There are prospects that the Malawi Parliament might look into the issue raised in a petition by two citizens Kawerama Sonjo and Eisenhower Mkaka that the Members consider urgently amending Section 57(2) of the Employment as they feared that recent Supreme Court of Appeals ruling invalidating the legality of Article 14 of the ILO Convention 158 which the Malawi Government ratified in October 1986 as part of our laws as stipulated on Section 211 (1) of the Constitution might have a sigh of relief if news that the Malawi Parliament will treat the matter with urgency, is anything to go by.
Sources privy to the matter revealed that the Petition will be on notice and order paper as early as next week meaning parliament has seen the urgency and they want amendment as quickly as possible,” disclosed a source privy to the matter.

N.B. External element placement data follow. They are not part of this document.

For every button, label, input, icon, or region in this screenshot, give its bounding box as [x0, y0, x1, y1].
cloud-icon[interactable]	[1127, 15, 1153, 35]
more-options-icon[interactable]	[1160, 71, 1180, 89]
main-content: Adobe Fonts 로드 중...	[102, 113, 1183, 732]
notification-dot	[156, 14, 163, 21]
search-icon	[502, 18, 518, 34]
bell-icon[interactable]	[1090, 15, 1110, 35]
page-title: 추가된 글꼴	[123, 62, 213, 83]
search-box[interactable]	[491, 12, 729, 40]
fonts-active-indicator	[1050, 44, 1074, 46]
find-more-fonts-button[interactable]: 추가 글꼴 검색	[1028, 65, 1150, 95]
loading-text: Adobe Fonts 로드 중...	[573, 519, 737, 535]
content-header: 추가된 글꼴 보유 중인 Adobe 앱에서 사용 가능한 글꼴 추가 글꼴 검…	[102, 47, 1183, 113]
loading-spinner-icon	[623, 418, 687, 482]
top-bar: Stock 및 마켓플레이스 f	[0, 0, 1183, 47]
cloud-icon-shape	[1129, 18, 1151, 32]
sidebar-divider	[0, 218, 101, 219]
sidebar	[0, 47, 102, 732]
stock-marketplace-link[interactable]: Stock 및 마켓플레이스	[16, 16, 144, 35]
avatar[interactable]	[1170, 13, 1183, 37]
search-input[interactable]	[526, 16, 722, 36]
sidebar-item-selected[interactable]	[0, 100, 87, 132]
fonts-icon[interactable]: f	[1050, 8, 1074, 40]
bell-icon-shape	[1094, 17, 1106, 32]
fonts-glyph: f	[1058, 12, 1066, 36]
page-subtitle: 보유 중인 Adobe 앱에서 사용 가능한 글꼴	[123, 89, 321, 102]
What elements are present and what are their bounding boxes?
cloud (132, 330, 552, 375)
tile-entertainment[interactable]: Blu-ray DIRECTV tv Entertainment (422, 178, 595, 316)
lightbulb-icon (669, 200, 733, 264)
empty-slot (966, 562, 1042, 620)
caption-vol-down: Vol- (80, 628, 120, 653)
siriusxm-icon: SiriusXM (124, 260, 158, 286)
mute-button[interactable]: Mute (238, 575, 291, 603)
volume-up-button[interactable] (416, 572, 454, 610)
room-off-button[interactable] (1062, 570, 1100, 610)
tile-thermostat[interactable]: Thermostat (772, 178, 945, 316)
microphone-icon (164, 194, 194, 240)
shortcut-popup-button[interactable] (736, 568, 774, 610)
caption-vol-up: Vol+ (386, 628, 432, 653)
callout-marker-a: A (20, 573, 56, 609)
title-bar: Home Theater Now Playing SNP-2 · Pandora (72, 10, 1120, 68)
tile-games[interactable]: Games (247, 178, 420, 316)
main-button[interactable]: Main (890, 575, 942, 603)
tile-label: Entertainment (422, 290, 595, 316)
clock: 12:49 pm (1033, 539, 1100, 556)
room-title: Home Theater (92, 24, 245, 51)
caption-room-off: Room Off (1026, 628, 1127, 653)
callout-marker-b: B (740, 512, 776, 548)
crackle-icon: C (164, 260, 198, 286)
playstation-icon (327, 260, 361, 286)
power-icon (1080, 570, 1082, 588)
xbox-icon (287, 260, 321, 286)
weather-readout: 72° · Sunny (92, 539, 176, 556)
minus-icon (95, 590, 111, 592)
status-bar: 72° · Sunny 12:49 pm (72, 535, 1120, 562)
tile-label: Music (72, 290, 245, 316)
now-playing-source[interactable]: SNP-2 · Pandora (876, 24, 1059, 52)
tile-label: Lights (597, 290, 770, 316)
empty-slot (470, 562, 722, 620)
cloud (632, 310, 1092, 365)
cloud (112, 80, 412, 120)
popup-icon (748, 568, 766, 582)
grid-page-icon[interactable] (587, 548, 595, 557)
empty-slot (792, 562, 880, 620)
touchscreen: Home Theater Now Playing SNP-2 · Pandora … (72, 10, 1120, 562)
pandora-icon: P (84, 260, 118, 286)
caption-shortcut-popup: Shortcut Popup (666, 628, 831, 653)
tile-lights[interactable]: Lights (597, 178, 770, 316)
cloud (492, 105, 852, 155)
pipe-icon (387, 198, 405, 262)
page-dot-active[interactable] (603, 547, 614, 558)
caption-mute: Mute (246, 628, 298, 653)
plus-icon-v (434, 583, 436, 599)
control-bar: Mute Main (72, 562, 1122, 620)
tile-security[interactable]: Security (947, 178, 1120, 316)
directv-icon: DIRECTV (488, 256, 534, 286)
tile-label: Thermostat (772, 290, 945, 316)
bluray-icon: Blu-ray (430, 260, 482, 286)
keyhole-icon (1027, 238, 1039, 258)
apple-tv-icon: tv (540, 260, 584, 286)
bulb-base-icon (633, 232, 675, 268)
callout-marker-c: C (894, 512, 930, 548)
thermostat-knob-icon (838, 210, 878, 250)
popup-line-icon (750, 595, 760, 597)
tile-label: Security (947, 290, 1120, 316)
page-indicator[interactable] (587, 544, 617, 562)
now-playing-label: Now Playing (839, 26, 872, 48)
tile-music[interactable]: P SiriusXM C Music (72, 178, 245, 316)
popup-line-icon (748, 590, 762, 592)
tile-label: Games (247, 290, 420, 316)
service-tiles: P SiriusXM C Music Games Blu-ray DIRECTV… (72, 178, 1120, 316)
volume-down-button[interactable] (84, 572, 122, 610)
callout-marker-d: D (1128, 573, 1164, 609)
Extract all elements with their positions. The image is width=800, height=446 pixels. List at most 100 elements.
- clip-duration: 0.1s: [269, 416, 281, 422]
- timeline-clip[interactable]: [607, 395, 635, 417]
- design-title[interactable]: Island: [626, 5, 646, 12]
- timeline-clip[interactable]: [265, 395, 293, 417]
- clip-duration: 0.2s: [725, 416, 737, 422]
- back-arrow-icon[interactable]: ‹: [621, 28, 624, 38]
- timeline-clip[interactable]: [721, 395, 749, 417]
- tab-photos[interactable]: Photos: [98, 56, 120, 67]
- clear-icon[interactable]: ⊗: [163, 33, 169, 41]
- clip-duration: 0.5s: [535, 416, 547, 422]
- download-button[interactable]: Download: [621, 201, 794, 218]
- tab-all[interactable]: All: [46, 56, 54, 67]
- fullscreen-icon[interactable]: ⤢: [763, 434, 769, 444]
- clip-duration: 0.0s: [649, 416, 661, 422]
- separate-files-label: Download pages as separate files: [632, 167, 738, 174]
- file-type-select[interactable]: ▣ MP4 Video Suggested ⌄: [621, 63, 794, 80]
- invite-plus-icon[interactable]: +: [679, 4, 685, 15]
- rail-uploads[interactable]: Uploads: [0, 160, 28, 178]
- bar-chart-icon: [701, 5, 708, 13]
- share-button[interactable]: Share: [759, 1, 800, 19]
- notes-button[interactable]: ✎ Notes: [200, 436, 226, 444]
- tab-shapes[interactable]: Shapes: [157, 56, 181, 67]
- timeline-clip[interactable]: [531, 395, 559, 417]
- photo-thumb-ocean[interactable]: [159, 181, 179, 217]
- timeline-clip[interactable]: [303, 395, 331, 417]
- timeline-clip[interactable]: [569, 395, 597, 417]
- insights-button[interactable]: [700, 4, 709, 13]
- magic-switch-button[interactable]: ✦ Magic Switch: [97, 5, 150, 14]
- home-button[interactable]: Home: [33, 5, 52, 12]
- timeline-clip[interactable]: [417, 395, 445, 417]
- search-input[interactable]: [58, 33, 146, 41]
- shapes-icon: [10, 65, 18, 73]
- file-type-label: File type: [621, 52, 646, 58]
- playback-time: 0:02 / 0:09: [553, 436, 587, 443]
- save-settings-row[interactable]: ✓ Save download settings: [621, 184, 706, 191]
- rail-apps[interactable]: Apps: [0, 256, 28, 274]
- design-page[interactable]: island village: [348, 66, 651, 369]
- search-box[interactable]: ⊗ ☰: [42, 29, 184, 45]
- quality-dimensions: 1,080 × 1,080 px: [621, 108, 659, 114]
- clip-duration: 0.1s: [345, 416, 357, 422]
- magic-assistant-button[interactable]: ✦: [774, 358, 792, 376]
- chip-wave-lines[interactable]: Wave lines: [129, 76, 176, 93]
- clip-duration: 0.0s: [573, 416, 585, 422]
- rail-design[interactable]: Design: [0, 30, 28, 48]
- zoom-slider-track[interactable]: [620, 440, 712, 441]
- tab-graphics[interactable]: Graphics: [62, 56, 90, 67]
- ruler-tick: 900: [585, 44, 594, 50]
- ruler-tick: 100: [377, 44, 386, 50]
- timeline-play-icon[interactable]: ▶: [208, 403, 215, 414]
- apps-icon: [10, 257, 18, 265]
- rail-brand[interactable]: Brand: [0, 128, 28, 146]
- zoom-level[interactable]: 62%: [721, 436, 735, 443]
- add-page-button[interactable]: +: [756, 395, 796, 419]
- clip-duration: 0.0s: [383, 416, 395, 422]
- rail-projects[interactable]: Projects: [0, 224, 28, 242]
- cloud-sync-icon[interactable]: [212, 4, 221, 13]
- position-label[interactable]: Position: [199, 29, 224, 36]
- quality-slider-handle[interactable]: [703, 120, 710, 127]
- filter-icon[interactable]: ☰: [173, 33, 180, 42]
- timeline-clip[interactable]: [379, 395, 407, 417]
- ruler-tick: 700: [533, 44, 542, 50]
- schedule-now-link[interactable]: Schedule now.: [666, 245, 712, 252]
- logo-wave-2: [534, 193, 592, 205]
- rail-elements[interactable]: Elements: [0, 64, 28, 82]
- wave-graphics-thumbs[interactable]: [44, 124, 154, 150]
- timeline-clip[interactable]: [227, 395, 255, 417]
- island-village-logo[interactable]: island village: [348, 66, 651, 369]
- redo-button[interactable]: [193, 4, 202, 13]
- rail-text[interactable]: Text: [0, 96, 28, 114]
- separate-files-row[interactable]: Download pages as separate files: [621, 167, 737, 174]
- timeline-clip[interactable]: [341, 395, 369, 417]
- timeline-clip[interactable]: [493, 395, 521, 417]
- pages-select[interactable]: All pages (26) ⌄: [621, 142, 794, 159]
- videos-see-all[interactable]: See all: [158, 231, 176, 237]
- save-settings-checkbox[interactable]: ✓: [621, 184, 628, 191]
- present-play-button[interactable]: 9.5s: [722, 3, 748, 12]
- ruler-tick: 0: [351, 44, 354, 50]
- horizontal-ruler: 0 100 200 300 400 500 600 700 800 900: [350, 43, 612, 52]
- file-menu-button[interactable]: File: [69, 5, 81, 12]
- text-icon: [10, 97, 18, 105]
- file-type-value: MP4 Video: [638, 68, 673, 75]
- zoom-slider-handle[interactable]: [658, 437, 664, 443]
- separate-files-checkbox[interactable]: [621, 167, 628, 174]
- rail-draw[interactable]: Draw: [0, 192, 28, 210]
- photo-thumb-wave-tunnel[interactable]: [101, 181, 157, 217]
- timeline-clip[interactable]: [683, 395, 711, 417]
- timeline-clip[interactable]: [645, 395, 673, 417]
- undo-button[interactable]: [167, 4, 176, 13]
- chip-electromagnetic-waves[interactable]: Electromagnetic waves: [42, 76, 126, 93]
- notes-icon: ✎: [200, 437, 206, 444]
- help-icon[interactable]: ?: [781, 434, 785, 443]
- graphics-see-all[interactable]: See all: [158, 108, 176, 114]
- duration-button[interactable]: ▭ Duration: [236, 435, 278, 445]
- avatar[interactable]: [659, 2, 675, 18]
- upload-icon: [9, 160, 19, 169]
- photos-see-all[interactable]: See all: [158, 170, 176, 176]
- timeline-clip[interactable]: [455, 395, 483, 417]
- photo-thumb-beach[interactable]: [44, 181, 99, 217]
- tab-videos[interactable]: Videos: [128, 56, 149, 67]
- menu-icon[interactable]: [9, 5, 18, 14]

In the said ruling the Supreme Court of Malawi argued that it is an Act of Parliament that provides otherwise than the ratified Convention provides in respect of terminations of employment based on operational requirements of the undertaking in that by section 57(2) it has clearly left out the need for an employer to accord its employees the right to be heard in such instance.
The Court further argued that ILO Convention 158 lost its status as part of the Malawi Law when Parliament by Act No. 6 of 2000 decided to take some of its aspects on board the new employment law while leaving out parts including Articles 13 and 14 of the ILO Convention 158.
But Sonjo and Mkaka observe that the ruling will have an adverse, recurrent and pervasive effects on all employees in Malawi in that employees will be retrenched anyhow and without being consulted, citing operation requirement necessitating the same since the law, since the judgment does not expressly include this.